Canada’s Cellphone Oligopoly

July 11, 2008 · Posted in Conservatism.ca 

Gone are the days when cellphones were a luxury, or a tool for a few business elite. They are now a normal and essential part of life – both in business and personal affairs. Many families, like mine, have done away with fixed line phones completely, and this trend is growing. In fact, look all around the world, and you’ll see people getting more connected and benefiting from this amazing technology – EXCEPT IN CANADA.

Yes, Canada, that backwater of cellphone oblivion – nowhere near advanced as some dynamic, modern economies like Uganda and Tanzania.

First Rogers Wireless, stuck in 1989, with their refusal to come up with a pricing plan that will actually promote their new iPhone product (which, thanks to their monopoly on that protocol, and their takeover of Fido, is Apple’s only choice in Canada). Now, Bell and TELUS charging for incoming text messages, including SPAM. Imagine if we had to pay for spam email? I’d be broke!!

It’s time for cellphone executives to pull their collective heads out of their collective behinds. They’re not just hurting consumers, their dragging our country down (in a very real and serious sense, by damaging our competitiveness, productivity and technical innovation). No serious Internet company in Canada (like mine) is going to develop applications for wireless devices – why? There’s no market!

Worst of all for Canada and for cellphone shareholders, they are hurting their own bottom lines as well by limiting their market. But they don’t see it that way – clearly they don’t see a business case for Canadians using new technology en masse.

And isn’t that what this is all about? Larger corporations and Government clients have their blackberries and pay exorbitant fees for them – of course, it’s all expensed, so it’s not real money. If they offered a reasonable price to other people, they’d risk a backlash for raised rates to these lucrative clients, and what if that wasn’t offset by all the new clients coming on?

Could you imagine if the same backwards logic was used with any other technological innovation – radio, television, microwave ovens, etc. McDonald’s can have microwaves, but the rest of us, forget it!

For a better comparison, how about the always-on DSL/Cable internet. Suppose you could use it all you wanted, but as soon as you go over 6 gigabytes in a month, they start quietly charging you some ridiculous rate per kilobyte then slap you with a big fat bill a couple weeks after the end of the month!

Unlimited data plans (and, frankly, voice plans, too) are not the future – they are the “present”, at least everywhere else in the world.

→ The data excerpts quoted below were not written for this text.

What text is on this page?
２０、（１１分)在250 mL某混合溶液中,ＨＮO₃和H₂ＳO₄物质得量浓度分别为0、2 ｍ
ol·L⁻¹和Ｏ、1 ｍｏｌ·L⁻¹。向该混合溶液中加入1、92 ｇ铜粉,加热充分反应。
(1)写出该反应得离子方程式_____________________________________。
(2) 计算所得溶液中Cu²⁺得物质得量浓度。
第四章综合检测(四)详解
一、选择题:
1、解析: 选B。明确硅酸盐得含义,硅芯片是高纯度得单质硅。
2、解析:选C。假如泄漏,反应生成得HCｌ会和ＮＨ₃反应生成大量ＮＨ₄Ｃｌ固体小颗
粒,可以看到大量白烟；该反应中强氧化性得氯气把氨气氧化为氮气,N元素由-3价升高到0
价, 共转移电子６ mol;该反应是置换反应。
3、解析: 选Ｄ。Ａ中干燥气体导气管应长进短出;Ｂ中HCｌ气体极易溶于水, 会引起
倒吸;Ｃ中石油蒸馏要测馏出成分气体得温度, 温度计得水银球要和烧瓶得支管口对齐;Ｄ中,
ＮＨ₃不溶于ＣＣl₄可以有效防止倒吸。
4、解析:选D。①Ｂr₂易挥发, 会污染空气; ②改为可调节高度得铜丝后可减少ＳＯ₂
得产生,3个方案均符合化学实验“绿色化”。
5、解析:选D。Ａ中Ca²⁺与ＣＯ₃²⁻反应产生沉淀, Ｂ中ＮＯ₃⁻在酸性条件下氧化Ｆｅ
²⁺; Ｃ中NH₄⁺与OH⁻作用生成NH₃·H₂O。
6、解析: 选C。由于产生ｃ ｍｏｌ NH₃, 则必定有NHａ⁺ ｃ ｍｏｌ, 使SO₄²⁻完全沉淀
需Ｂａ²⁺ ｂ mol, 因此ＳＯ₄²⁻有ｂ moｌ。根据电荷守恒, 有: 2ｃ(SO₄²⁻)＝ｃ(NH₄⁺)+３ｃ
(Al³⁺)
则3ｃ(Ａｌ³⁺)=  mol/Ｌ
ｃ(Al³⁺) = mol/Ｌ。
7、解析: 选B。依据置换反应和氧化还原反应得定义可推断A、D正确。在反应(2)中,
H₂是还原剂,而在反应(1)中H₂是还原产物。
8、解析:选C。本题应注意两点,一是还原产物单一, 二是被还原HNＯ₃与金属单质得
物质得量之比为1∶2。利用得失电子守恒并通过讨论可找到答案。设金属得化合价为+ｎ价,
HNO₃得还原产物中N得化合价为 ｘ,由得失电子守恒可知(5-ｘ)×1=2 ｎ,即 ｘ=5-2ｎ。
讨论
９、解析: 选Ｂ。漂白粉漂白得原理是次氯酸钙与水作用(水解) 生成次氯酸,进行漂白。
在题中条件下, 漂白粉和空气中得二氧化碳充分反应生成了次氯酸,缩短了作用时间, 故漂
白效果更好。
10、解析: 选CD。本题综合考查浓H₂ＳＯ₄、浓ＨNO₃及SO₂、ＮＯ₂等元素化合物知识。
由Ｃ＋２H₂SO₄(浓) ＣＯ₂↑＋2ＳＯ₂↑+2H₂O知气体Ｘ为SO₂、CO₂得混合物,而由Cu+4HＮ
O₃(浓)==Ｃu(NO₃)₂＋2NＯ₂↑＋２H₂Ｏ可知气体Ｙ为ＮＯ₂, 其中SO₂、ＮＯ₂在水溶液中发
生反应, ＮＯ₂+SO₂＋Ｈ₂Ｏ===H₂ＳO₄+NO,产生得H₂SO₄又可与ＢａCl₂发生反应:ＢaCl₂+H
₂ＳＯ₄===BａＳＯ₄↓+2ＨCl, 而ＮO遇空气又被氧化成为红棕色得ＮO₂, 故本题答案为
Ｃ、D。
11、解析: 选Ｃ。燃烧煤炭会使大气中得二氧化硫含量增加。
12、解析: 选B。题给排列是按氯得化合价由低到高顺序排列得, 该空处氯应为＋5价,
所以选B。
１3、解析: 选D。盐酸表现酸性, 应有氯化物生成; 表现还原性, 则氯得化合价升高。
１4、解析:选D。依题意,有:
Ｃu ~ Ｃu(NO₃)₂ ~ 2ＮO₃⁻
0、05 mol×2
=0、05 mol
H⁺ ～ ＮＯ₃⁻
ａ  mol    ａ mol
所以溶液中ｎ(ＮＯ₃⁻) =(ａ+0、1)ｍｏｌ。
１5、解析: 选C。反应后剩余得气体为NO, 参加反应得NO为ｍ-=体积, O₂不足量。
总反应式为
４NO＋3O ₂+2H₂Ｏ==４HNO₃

This is ritual idiocy. We shouldn’t be arguing about this, time to join the 21st century!

Comments

  • Paul Holmes
    Harry,

    I'm not suggesting there should be one rate, I'm suggesting there should be an "unlimited" option. If people intend on using far less, then they should have that option.

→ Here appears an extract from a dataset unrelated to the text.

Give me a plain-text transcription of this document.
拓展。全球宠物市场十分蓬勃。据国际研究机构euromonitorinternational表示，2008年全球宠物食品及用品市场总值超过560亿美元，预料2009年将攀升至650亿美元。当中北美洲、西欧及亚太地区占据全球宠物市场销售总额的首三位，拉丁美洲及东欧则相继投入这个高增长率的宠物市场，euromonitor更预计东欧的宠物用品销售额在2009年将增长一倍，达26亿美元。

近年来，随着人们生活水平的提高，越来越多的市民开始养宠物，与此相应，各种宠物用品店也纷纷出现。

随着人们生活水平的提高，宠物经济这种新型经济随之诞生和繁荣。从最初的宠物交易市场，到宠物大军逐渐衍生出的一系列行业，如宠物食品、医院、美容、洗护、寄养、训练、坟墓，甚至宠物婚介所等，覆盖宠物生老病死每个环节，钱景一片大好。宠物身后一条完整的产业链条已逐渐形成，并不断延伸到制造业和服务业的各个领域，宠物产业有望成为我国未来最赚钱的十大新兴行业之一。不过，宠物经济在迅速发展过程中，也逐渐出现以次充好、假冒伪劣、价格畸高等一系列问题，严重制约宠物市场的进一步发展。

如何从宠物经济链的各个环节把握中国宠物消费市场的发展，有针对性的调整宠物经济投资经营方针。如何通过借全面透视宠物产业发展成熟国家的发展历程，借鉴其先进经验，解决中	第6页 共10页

    However, why anyone would get an iPhone with no intention of using it to its full capacity is completely beyond me - why not just get a little NOKIA handset?

    The entire point with the iPhone, and most of the other devices, however, is that they are "designed" to constantly access the network - it's built into their functionality. From a "functionality" point of view, it's not like gasoline, it's more like a rear view mirror - it's an important part of the car, and it's just not the same experience driving it without one.

    Canadian wireless companies don't understand this - and they're the idiots selling them.
  • Harry
    I agree with most of the above. Compared to every other country I've heard of, we're paying far more for far less.

    However, in terms of the internet plans, I have no problem with them charging for usage. If the pipe is only so big, and you're consuming 10x as much of the pipe as I am, why shouldn't you pay more? Capacity, while expandable with capital expenditures, is certainly a finite supply. Most everything else in our society is charged based on consumption, why shouldn't internet use be the same? To have the same price for everyone is like saying we should all pay $50 to fill up our cars with gas. Doesn't matter how much we pump, it should be a flat $50.
  • Mississauga Tom
    I agree with all the above.

    Also, about twenty years ago someone told me that Bell Canada was the only land-line carrier in North America that got away with charging extra for touch-tone (TM) dialling. If true why is it still happening?